Well, at first I blew a fuse on the power supply. Replaced it and she came up working. couldn't believe it.

Only problem was the picture is all jacked up. (Please see other pictures) I looks like the image is "doubled". Game seems to play ok but I cannot hear the machine guns.

I do not know (thought it seems logical) that the jumper I made bypasses some of the filter on that board and may be causing the problems. Please let me know what you think.

Not sure how to repair the board other than the jumper. Please take a look at the screen photos and if you can make them out, let me know what you think.

There is no sync pot and I only see one unnamed pot on the sync board, unless you know where it is. Please let me know any suggestions.

I am looking for one of the RF filter boards if you have one, just to rule out the jumper.

I looked up the pin out of the filter board and the pins you jumped come directly off the power brick full wave rectifier which provides 11.5 volts dc to the power supply board which it uses to produce the regulated 5 volt line which is why the game died.
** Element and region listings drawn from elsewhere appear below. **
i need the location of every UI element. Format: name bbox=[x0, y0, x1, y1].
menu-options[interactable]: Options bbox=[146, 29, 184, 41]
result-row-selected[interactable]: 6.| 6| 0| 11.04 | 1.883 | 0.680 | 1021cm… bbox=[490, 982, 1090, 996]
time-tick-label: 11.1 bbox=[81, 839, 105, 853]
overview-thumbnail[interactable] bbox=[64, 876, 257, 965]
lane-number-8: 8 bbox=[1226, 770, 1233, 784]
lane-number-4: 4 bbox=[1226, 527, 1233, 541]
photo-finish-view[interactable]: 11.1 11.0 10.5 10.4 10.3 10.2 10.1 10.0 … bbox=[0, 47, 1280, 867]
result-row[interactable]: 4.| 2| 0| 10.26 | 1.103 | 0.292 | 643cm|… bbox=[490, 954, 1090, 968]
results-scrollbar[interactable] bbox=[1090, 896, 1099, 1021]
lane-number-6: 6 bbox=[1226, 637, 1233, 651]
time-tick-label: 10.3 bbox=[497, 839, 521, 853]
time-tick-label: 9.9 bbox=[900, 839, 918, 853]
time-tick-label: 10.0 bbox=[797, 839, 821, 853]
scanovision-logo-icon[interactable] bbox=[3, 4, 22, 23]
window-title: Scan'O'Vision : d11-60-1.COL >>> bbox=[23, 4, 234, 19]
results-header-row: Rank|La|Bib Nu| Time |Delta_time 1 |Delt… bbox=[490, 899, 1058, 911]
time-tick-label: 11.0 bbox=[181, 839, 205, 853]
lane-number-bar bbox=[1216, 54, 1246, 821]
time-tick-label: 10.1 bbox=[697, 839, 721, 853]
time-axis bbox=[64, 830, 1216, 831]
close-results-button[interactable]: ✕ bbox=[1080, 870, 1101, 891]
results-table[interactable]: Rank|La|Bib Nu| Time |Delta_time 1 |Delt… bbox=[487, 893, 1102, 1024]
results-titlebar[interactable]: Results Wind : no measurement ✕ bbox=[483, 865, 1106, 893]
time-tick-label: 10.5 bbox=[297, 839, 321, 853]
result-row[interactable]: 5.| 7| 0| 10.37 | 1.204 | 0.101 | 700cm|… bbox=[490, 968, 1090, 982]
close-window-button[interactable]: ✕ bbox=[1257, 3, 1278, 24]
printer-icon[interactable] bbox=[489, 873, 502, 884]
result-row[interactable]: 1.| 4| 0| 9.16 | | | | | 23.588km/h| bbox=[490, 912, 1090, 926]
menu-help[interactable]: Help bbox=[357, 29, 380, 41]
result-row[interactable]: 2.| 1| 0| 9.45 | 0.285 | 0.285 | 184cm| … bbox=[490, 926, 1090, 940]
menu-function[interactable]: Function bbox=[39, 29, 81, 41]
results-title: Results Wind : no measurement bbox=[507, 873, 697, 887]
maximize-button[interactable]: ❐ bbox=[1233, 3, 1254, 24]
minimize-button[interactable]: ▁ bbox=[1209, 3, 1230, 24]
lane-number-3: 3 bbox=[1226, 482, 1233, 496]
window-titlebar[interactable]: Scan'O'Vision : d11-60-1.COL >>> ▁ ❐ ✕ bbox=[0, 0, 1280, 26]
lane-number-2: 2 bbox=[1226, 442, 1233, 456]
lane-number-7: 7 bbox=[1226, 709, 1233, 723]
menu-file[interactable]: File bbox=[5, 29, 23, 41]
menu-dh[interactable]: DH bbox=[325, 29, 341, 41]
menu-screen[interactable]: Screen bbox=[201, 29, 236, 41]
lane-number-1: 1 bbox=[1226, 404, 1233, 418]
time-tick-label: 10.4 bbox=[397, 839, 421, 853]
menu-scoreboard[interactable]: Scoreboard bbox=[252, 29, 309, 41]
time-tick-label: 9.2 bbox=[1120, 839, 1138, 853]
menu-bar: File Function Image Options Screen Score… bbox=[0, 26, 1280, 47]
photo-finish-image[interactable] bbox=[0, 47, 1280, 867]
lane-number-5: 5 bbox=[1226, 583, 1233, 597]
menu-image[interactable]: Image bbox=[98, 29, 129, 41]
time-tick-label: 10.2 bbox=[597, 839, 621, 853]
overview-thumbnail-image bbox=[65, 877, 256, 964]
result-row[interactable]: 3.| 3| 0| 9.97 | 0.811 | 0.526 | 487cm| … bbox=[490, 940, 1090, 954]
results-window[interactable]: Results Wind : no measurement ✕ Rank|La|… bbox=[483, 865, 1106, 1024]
I don't think their would be a problem with the jumper but all you really need to do it re flow the solder on the pins and sometimes on the other components in between the pins. You could have other bad connections on other pins too that could make contact part of the time. That's why it's best to re flow all the pins. The screen shots look like a vertical hold problem and maybe a color problem too which goes back to the filter board pin problem. Your red, green,blue and sync signals all run though the filter board. You might also have a bad color sync board. Did you just replace that board? Re flow all the solder joints and if that doesn't change anything try swapping the original color sync board back in as it was probably good as your problem was with the power because of the bad connection.
 
Got her up tonight. Need GO7 help.

Amazingly, it came up this evening and I was able to dial in the picture close, but I still need a manual for a GO7 to finish it up.

The video tests would not work (test locked up and had to restart) but game apears to play fine (aside from machine gun noise, there is none, but I will worry about that later)

I think I am down to the monitor adjustments (picture is off to the left, with garbage at the top and bottom)

Any help would be great. Thanks to all those who put up with my noob dilemmas.